My Experience with Autistic Sevants

A few months ago I watched a documentary about the high incident of people with severe mental retardation who were musical savants. It was incredible to watch a person play a complex piece of music with such skill and yet function at a three year old level. To me this demonstrates just how complex the brain is and how many mysteries related to human development lie within.

I have worked with many autistic children and the savants are an incredible side bar to the true disorder. In my experiences I have worked with a young 17 autistic male that was truly a wonder. He would count the numbers of letters in your words as you spoke them. This was not his only talent. He could also, by rote, tell you all the passengers of the Titanic and which berthing numbers each held. The sad thing was that he could not communicate anything else. If we did math together and learned the five times table, he would forget the next day or I would think that he had forgot. In all actuality he may have had them memorized, but his autistic mind could not communicate it after a few hours.

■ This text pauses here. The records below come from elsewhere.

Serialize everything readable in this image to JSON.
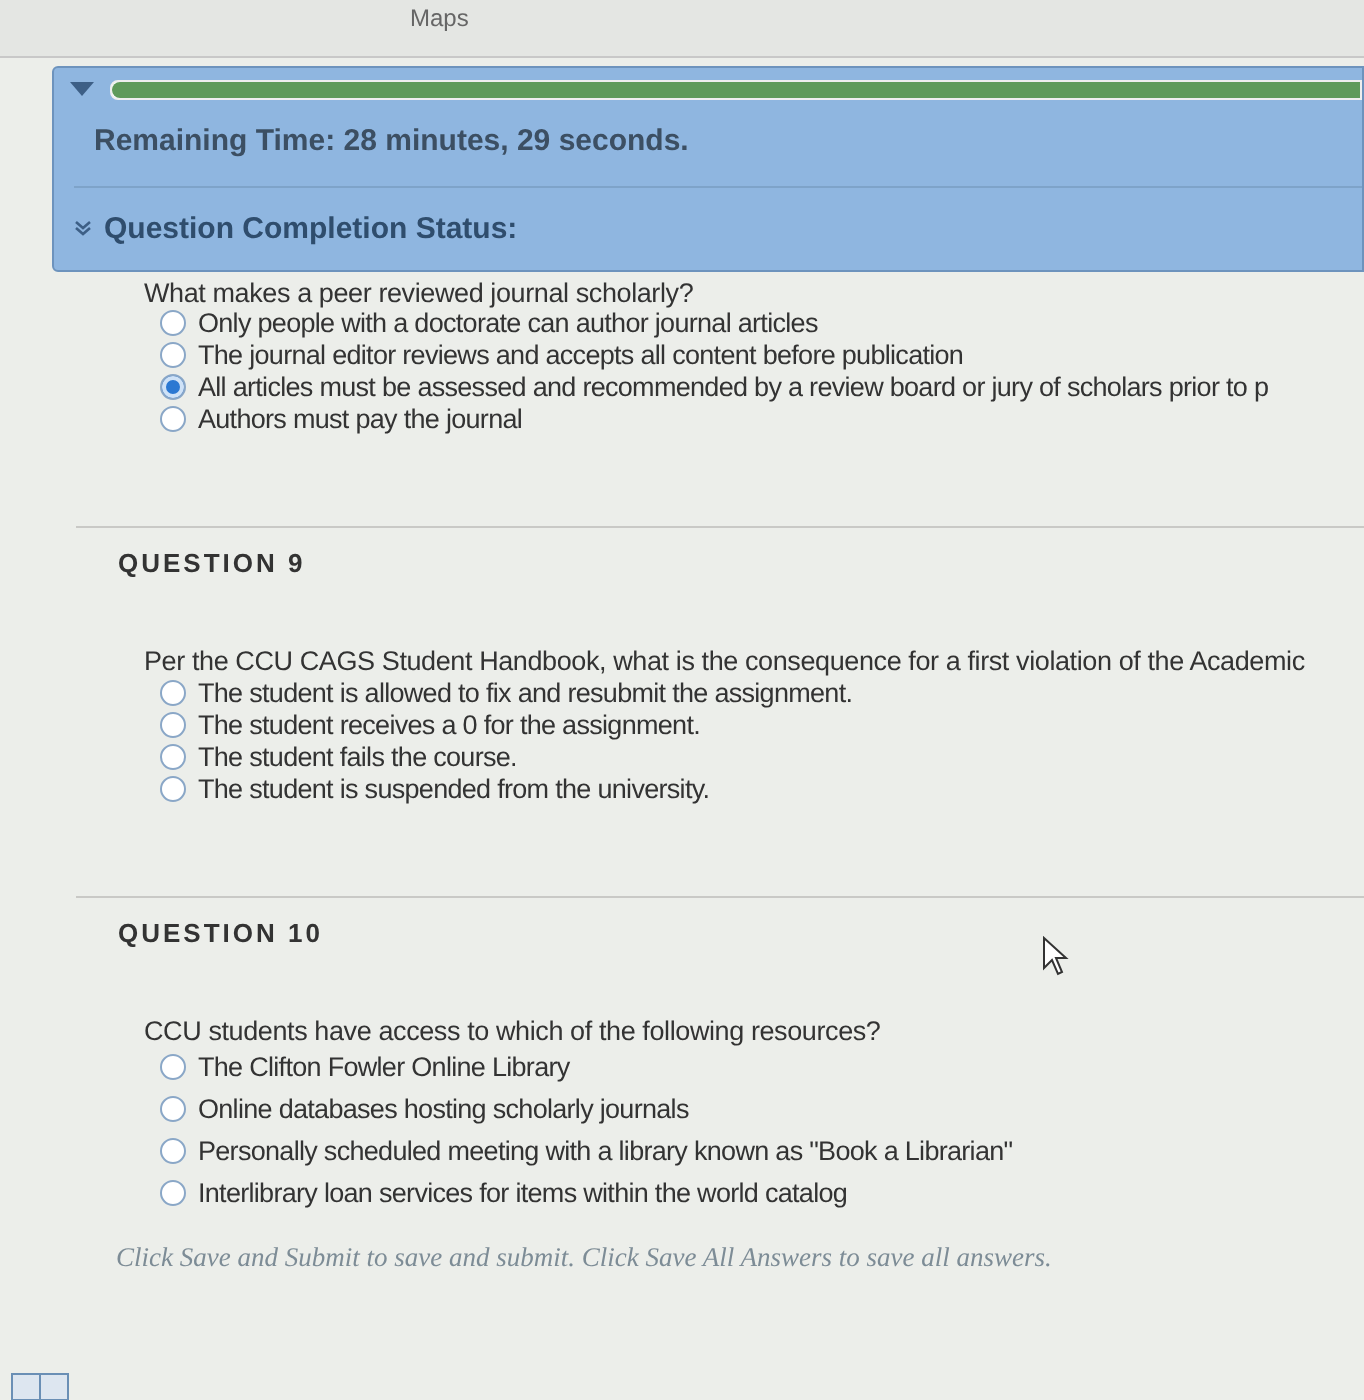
{
  "top_bar": {
    "tab_label": "Maps"
  },
  "timer_panel": {
    "expanded": true,
    "progress": {
      "level": 1
    },
    "remaining_label": "Remaining Time:",
    "remaining_value": "28 minutes, 29 seconds.",
    "completion_label": "Question Completion Status:",
    "completion_expanded": false
  },
  "questions": [
    {
      "text": "What makes a peer reviewed journal scholarly?",
      "options": [
        {
          "label": "Only people with a doctorate can author journal articles",
          "selected": false
        },
        {
          "label": "The journal editor reviews and accepts all content before publication",
          "selected": false
        },
        {
          "label": "All articles must be assessed and recommended by a review board or jury of scholars prior to p",
          "selected": true
        },
        {
          "label": "Authors must pay the journal",
          "selected": false
        }
      ]
    },
    {
      "heading": "QUESTION 9",
      "text": "Per the CCU CAGS Student Handbook, what is the consequence for a first violation of the Academic",
      "options": [
        {
          "label": "The student is allowed to fix and resubmit the assignment.",
          "selected": false
        },
        {
          "label": "The student receives a 0 for the assignment.",
          "selected": false
        },
        {
          "label": "The student fails the course.",
          "selected": false
        },
        {
          "label": "The student is suspended from the university.",
          "selected": false
        }
      ]
    },
    {
      "heading": "QUESTION 10",
      "text": "CCU students have access to which of the following resources?",
      "options": [
        {
          "label": "The Clifton Fowler Online Library",
          "selected": false
        },
        {
          "label": "Online databases hosting scholarly journals",
          "selected": false
        },
        {
          "label": "Personally scheduled meeting with a library known as \"Book a Librarian\"",
          "selected": false
        },
        {
          "label": "Interlibrary loan services for items within the world catalog",
          "selected": false
        }
      ]
    }
  ],
  "footer_note": "Click Save and Submit to save and submit. Click Save All Answers to save all answers."
}
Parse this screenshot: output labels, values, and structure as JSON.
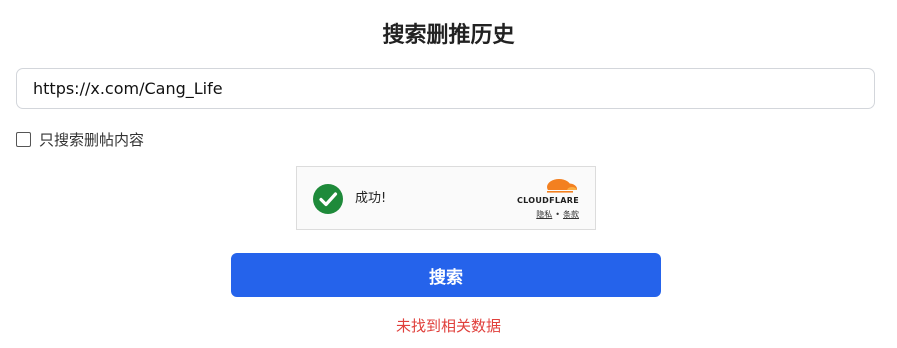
{
  "page": {
    "title": "搜索删推历史"
  },
  "search": {
    "value": "https://x.com/Cang_Life"
  },
  "filter": {
    "only_deleted_label": "只搜索删帖内容",
    "only_deleted_checked": false
  },
  "captcha": {
    "status": "成功!",
    "status_icon": "checkmark-icon",
    "brand": "CLOUDFLARE",
    "brand_icon": "cloud-icon",
    "privacy_link": "隐私",
    "separator": "•",
    "terms_link": "条款",
    "colors": {
      "success": "#1e8a3a",
      "brand_orange": "#f38020"
    }
  },
  "actions": {
    "search_button": "搜索",
    "button_color": "#2563eb"
  },
  "result": {
    "message": "未找到相关数据",
    "color": "#e0403c"
  }
}
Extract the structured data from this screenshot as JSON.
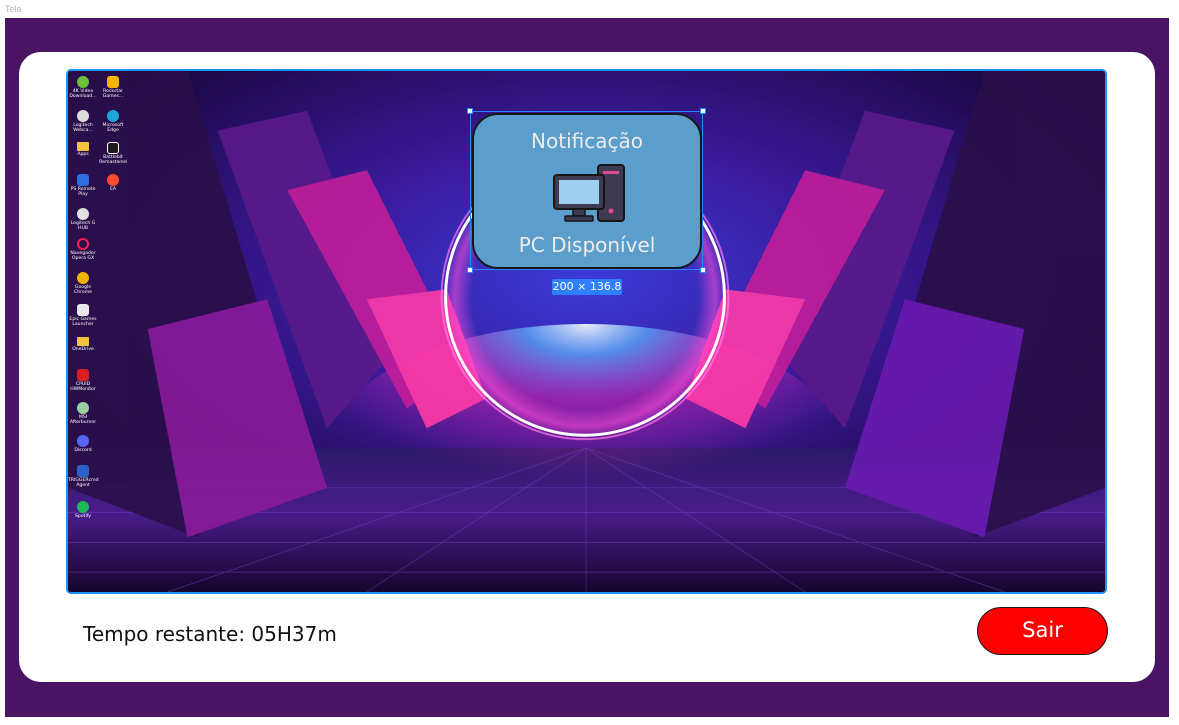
{
  "frame_label": "Tela",
  "desktop_icons": [
    {
      "label": "4K Video Download...",
      "icon": "downloader-icon",
      "color": "#6bbf3a"
    },
    {
      "label": "Rockstar Games...",
      "icon": "rockstar-icon",
      "color": "#f5b400"
    },
    {
      "label": "Logitech Webca...",
      "icon": "webcam-icon",
      "color": "#dcdcdc"
    },
    {
      "label": "Microsoft Edge",
      "icon": "edge-icon",
      "color": "#1ea7d6"
    },
    {
      "label": "Apps",
      "icon": "folder-icon",
      "color": "#f3c241"
    },
    {
      "label": "Battlebit Remastered",
      "icon": "battlebit-icon",
      "color": "#1c1c1c"
    },
    {
      "label": "PS Remote Play",
      "icon": "ps-remote-icon",
      "color": "#2d6ee0"
    },
    {
      "label": "EA",
      "icon": "ea-icon",
      "color": "#ff4a2f"
    },
    {
      "label": "Logitech G HUB",
      "icon": "ghub-icon",
      "color": "#e0e0e0"
    },
    {
      "label": "Navegador Opera GX",
      "icon": "opera-gx-icon",
      "color": "#ff1e4f"
    },
    {
      "label": "Google Chrome",
      "icon": "chrome-icon",
      "color": "#f2b300"
    },
    {
      "label": "Epic Games Launcher",
      "icon": "epic-games-icon",
      "color": "#e8e8e8"
    },
    {
      "label": "OneDrive",
      "icon": "folder-icon",
      "color": "#f3c241"
    },
    {
      "label": "CPUID HWMonitor",
      "icon": "hwmonitor-icon",
      "color": "#d81e1e"
    },
    {
      "label": "MSI Afterburner",
      "icon": "afterburner-icon",
      "color": "#9ad0a0"
    },
    {
      "label": "Discord",
      "icon": "discord-icon",
      "color": "#5865f2"
    },
    {
      "label": "TRIGGERcmd Agent",
      "icon": "triggercmd-icon",
      "color": "#2a62c9"
    },
    {
      "label": "Spotify",
      "icon": "spotify-icon",
      "color": "#1db954"
    }
  ],
  "notification": {
    "title": "Notificação",
    "message": "PC Disponível",
    "icon": "desktop-computer-icon"
  },
  "selection": {
    "dimensions": "200 × 136.8"
  },
  "footer": {
    "timer": "Tempo restante: 05H37m",
    "exit_label": "Sair"
  },
  "colors": {
    "frame": "#4a1464",
    "selection": "#2f80ff",
    "notification_bg": "#5b9dcb",
    "exit_button": "#ff0000"
  }
}
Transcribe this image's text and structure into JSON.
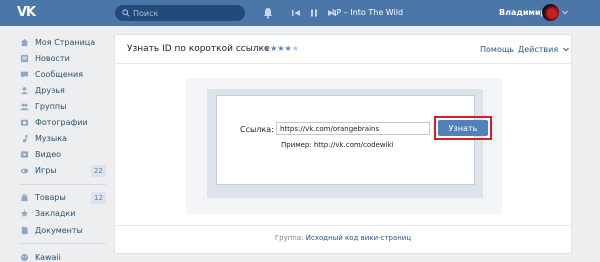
{
  "header": {
    "logo": "VK",
    "search_placeholder": "Поиск",
    "track": "LP – Into The Wild",
    "username": "Владимир"
  },
  "sidebar": {
    "items": [
      {
        "label": "Моя Страница",
        "icon": "home-icon"
      },
      {
        "label": "Новости",
        "icon": "news-icon"
      },
      {
        "label": "Сообщения",
        "icon": "messages-icon"
      },
      {
        "label": "Друзья",
        "icon": "friends-icon"
      },
      {
        "label": "Группы",
        "icon": "groups-icon"
      },
      {
        "label": "Фотографии",
        "icon": "photos-icon"
      },
      {
        "label": "Музыка",
        "icon": "music-icon"
      },
      {
        "label": "Видео",
        "icon": "video-icon"
      },
      {
        "label": "Игры",
        "icon": "games-icon",
        "badge": "22"
      }
    ],
    "items2": [
      {
        "label": "Товары",
        "icon": "goods-icon",
        "badge": "12"
      },
      {
        "label": "Закладки",
        "icon": "bookmarks-icon"
      },
      {
        "label": "Документы",
        "icon": "documents-icon"
      }
    ],
    "items3": [
      {
        "label": "Kawaii",
        "icon": "app-icon"
      }
    ]
  },
  "card": {
    "title": "Узнать ID по короткой ссылке",
    "rating_stars": 4,
    "help": "Помощь",
    "actions": "Действия"
  },
  "demo": {
    "link_label": "Ссылка:",
    "link_value": "https://vk.com/orangebrains",
    "button": "Узнать",
    "example_label": "Пример: http://vk.com/codewiki"
  },
  "footer": {
    "prefix": "Группа:",
    "link": "Исходный код вики-страниц"
  }
}
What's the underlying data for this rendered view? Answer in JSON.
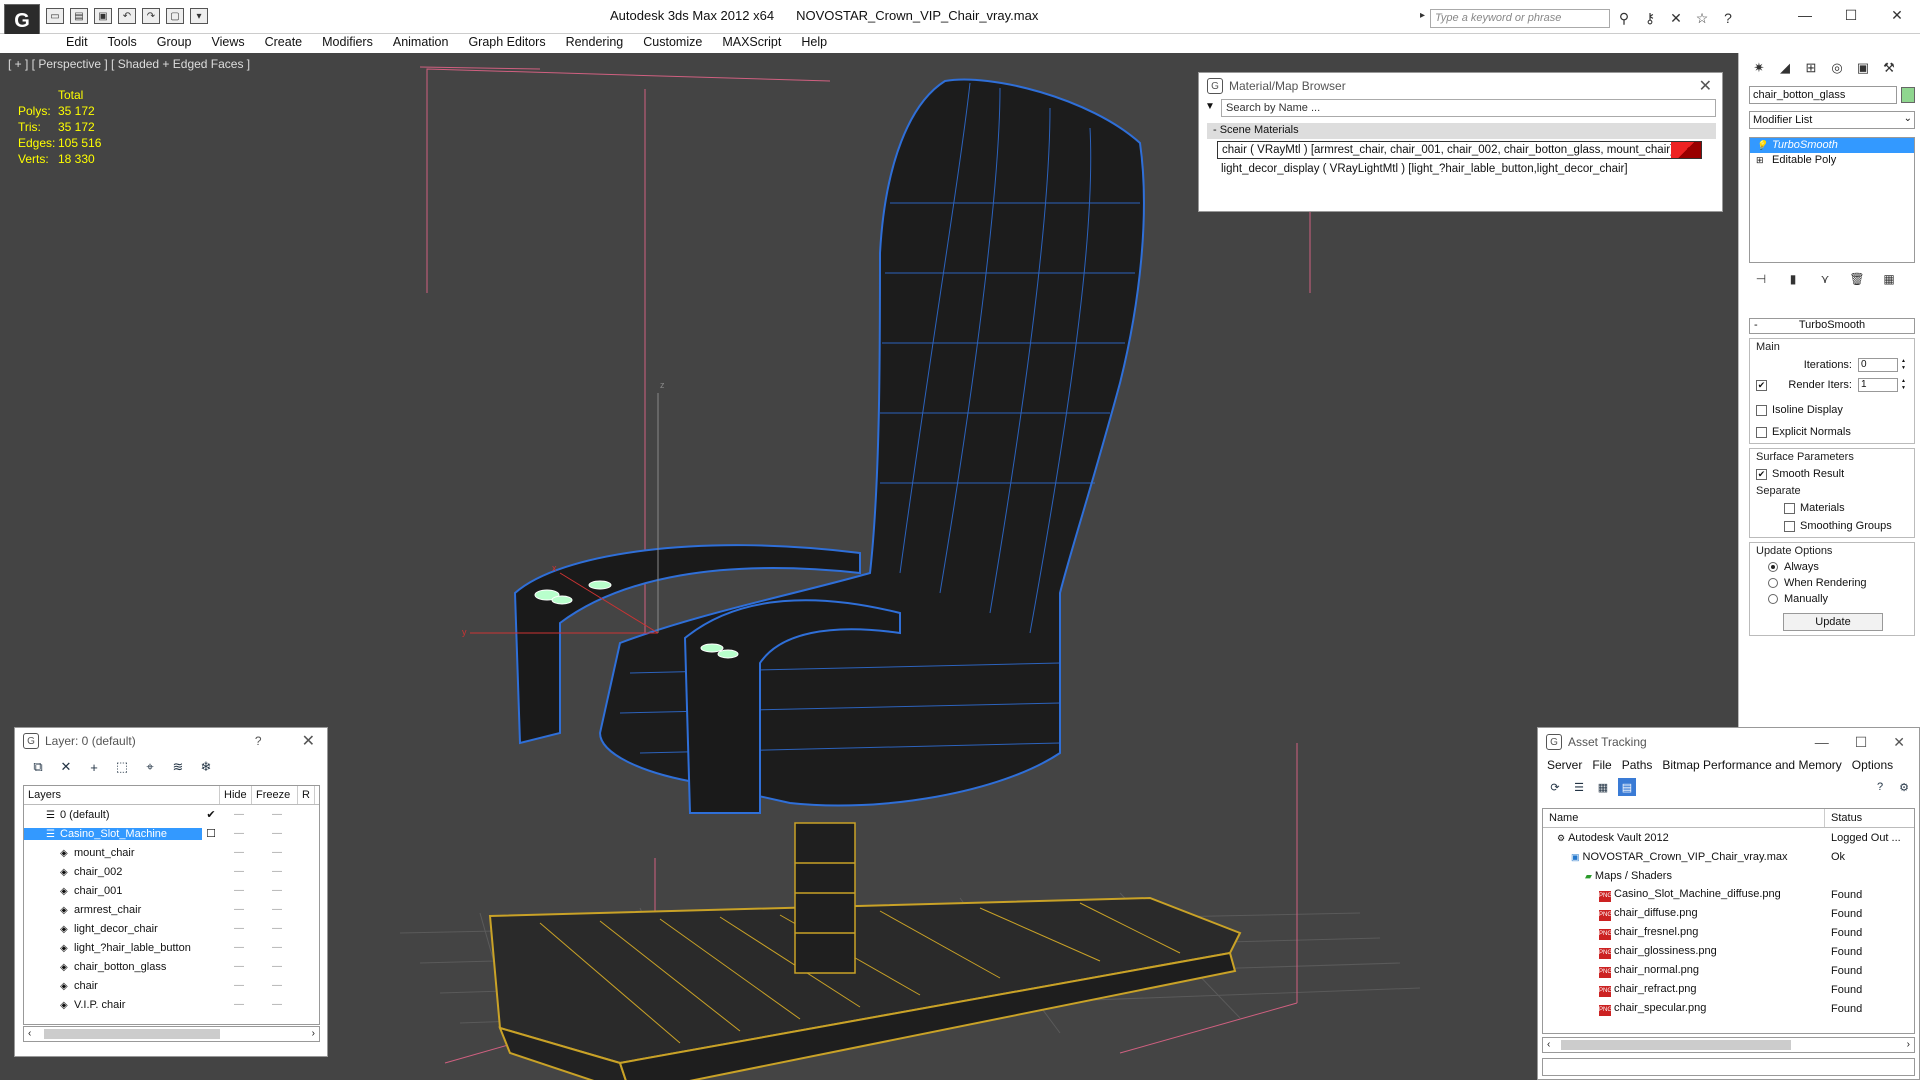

He could have had the number in his head in perfect order and could have known the subject matters, and for that matter, all his multiplication tables, but his communication process broke down and he was not able to get the numbers out of his head. His mind could be exploding with ideas and maybe genius inspirations. It would be horrible to have this in your own world and not be able to express or communicate it to others. To others, the boy would look like he was not communicating anything.

The other boy I worked with had the talent of counting things. He would carry around several boxes of sugar from the lunchroom and spread the sugar on a table. He would take an index card and separate the sugar into individual piles of 100 grains per pile. He would make 100 piles and then stop. If I interrupted him during his ritual, he would scream, cry, and even tried to hit me one time. Thought maybe not a talent, but as an adult and if the schools could teach him repetition, then maybe he could work sorting items on an assembly line.

To work with an autistic child is a wonderful, but exasperating experience. One that has a savant talent is more exasperating because you know there is a intelligent, talented student that cannot communicate his world.